Reproducibility Variable Result LLM Response
Research Type Experimental Results on four synthetic tasks and two real-world problems with groundtruth labels demonstrate that Ro PE outperforms baselines and consistently returns informative and calibrated credible intervals.
Researcher Affiliation Collaboration 1Apple 2Work done while being at Apple 3ETH Zürich. Correspondence to: Antoine Wehenkel <EMAIL>.
Pseudocode Yes Algorithm 1 Posterior Inference using Robust Neural Posterior Estimation (Ro PE)
Open Source Code No However, we encourage the reader interested in reproducing our experiments to examine our code directly (a link to the code will be made available in the public version of the paper).
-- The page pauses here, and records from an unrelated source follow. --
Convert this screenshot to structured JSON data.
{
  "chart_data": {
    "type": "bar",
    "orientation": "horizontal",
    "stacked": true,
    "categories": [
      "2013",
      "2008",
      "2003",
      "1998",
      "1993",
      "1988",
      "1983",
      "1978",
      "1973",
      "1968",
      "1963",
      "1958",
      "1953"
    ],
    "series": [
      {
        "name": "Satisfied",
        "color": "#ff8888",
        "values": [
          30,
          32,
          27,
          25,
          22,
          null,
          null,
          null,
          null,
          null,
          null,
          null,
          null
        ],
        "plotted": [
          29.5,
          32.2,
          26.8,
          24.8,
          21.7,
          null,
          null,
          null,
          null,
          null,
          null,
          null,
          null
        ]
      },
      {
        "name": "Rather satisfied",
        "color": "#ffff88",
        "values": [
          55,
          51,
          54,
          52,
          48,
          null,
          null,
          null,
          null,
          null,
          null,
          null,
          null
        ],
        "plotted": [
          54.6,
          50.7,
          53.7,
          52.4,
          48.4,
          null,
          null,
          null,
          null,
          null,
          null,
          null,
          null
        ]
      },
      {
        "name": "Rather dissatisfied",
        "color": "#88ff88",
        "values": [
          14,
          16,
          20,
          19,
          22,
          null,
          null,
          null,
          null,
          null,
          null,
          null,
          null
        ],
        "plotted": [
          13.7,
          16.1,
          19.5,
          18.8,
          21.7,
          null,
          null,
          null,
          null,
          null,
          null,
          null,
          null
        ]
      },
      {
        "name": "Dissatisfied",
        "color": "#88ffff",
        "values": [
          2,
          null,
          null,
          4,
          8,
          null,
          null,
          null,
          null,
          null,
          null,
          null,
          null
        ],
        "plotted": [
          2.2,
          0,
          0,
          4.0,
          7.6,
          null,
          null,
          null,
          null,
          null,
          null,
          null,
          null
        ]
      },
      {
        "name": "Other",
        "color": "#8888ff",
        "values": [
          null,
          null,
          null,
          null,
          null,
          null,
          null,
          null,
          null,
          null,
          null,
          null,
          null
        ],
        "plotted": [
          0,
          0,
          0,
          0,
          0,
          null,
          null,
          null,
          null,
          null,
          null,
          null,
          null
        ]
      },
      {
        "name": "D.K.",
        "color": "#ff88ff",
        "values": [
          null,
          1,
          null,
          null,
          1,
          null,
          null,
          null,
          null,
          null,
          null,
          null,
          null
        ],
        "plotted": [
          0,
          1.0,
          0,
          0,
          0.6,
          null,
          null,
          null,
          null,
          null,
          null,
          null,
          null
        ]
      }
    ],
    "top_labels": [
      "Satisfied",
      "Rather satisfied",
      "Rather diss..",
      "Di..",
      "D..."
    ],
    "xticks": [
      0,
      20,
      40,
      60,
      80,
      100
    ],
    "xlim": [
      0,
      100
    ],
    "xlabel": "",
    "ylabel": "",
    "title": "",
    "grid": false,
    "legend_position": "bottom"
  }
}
Open Datasets Yes We reproduce the cancer and stromal cell development (CS) and the stochastic epidemic model (SIR) benchmarks from Ward et al. (2022). ... We employ one of the light tunnel datasets from Gamella et al. (2025). ... We employ one of the wind tunnel datasets from Gamella et al. (2025).
Dataset Splits Yes For all experiments, we compute the LPP and ACAUC on labeled test set containing 2000 pairs (θ, xo). For all methods training on calibration set we keep always keep 20% of the calibration to monitor validation performance and we select the best model based on this metric. ... Ctrain, Cval = Random Split(C, 1/5)
Hardware Specification Yes In our experiments, solving the OT optimization for 2000 test examples takes less than a minute on an M1 Mac Book Pro.
Software Dependencies No The paper mentions using the OTT library: 'In our experiments, we rely on OTT (Cuturi et al., 2022) to return such a coupling P', but does not provide specific version numbers for any software dependencies.
Experiment Setup Yes For training the NPE, we use a batch size of 100 and a learning factor equal to 1e-4. NPE is trained until convergence. Other parameters are set to default values and should marginally impact the NPE obtained. ... We fine-tune the NCDE with a learning rate equal to 1e-5 for 5000 gradient steps on 80% the full calibration set.